Maladie chronique,  Santé féminine et gynécologie

Syndrome des Ovaires Polykystiques : interview du Dr Jonas Benguigui, gynécologue spécialisé sur le SOPK

« Je suis le Docteur Jonas Benguigui, je suis gynécologue obstétricien et spécialisé en médecine de la fertilité. Tout ce qui tourne autour de la reproduction, des échecs de conception, des fausses couches à répétition, et donc je gère au quotidien toutes les problématiques qu’on peut rencontrer dans la vie gynécologique de la femme, dans la vie du couple également. » Docteur Jonas Benguigui, @docteurbenguigyneco sur Instagram, a accepté d’en parler dans une interview sur le SOPK.

Le SOPK c’est le Syndrome des Ovaires Polykystiques. Je vais commencer par dire ce que ce n’est pas : contrairement à son nom qui l’indique très mal, ce n’est pas un problème de kyste au niveau des ovaires. Par contre comme son nom l’indique c’est un syndrome, c’est-à-dire un ensemble de plusieurs symptômes. 

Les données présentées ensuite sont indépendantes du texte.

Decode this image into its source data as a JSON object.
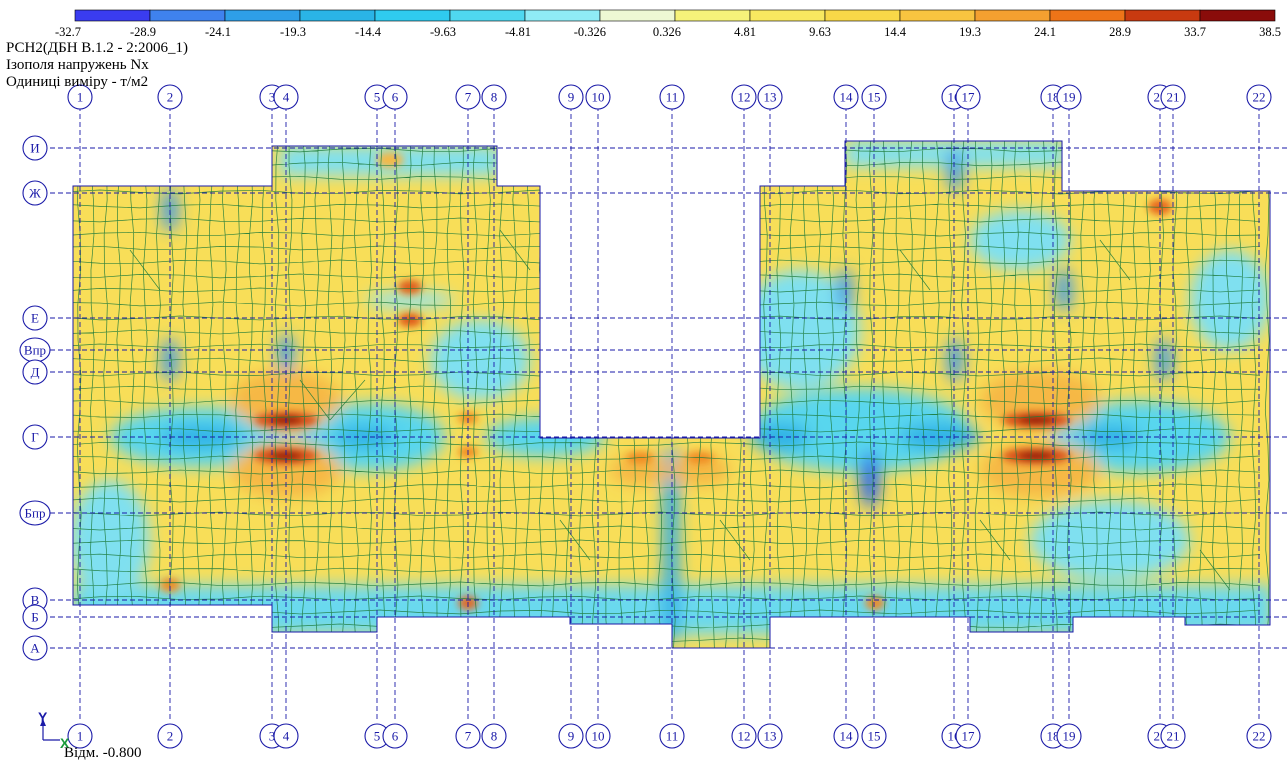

Le SOPK est assez facile à diagnostiquer, puisqu’on a des critères très clairs qui s’appellent les critères de Rotterdam. Ce sont 3 critères principaux, et on va accorder le diagnostic de SOPK à partir du moment où on va rencontrer deux des trois critères. Ces critères sont les suivants : 

  • Premièrement, on va avoir des critères cliniques, le principal étant des irrégularités du cycle, c’est-à-dire une absence totale de cycle ou une rareté des cycles et ça c’est un symptôme lié à l’absence d’ovulation. 
  • Le deuxième point c’est un critère qui va être à la fois clinique et biologique, on va parler d’hyperandrogénie. Les androgènes ce sont les hormones masculines donc les patientes vont présenter une symptomatologie clinique en lien avec cette hyperandrogénie. On va retrouver principalement des problèmes d’acné sévère, donc de l’acné présente de façon anormale, ça peut être au niveau du front, au niveau du dos, au niveau du bas du visage. On va également avoir un hirsutisme,  qui est une hyperpilosité à des zones du corps que normalement la femme ne va pas présenter : on peut avoir trop de poils au niveau du menton, au niveau du bas-ventre. Enfin, on va présenter dans cette case d’hyperandrogénie clinique, ce qu’on appelle une alopécie hyperandrogénique, c’est-à-dire simplement une perte de cheveux à des zones où normalement ce sont les hommes qui perdent leurs cheveux. Cette hyperandrogénie peut donc être clinique ; comme je viens de l’expliquer, elle peut également être biologique, avec un dosage des hormones masculines qui va se retrouver légèrement élevé. 
  • La troisième case de ce SOPK est le critère échographique, qui est la raison principale pour laquelle les patientes viennent nous consulter en nous disant “j’ai vu un médecin qui m’a dit que j’avais des kystes aux ovaires”, donc c’est là où c’est faux. Le critère échographique est effectivement une présence anormalement haute de follicules dans chaque ovaire. On parle d’au moins 20 follicules par ovaires. Des follicules, ce sont comme des petites bulles d’eau, dans lesquelles on va retrouver des ovules immatures. Normalement chez la femme, entre 20 et 30 ans par exemple, on va retrouver une dizaine de follicules dans chaque ovaires. À partir du moment où on en voit au moins 20 dans chaque ovaire, on va parler de critères échographiques, d’aspect compatible avec des ovaires micropolykystiques. 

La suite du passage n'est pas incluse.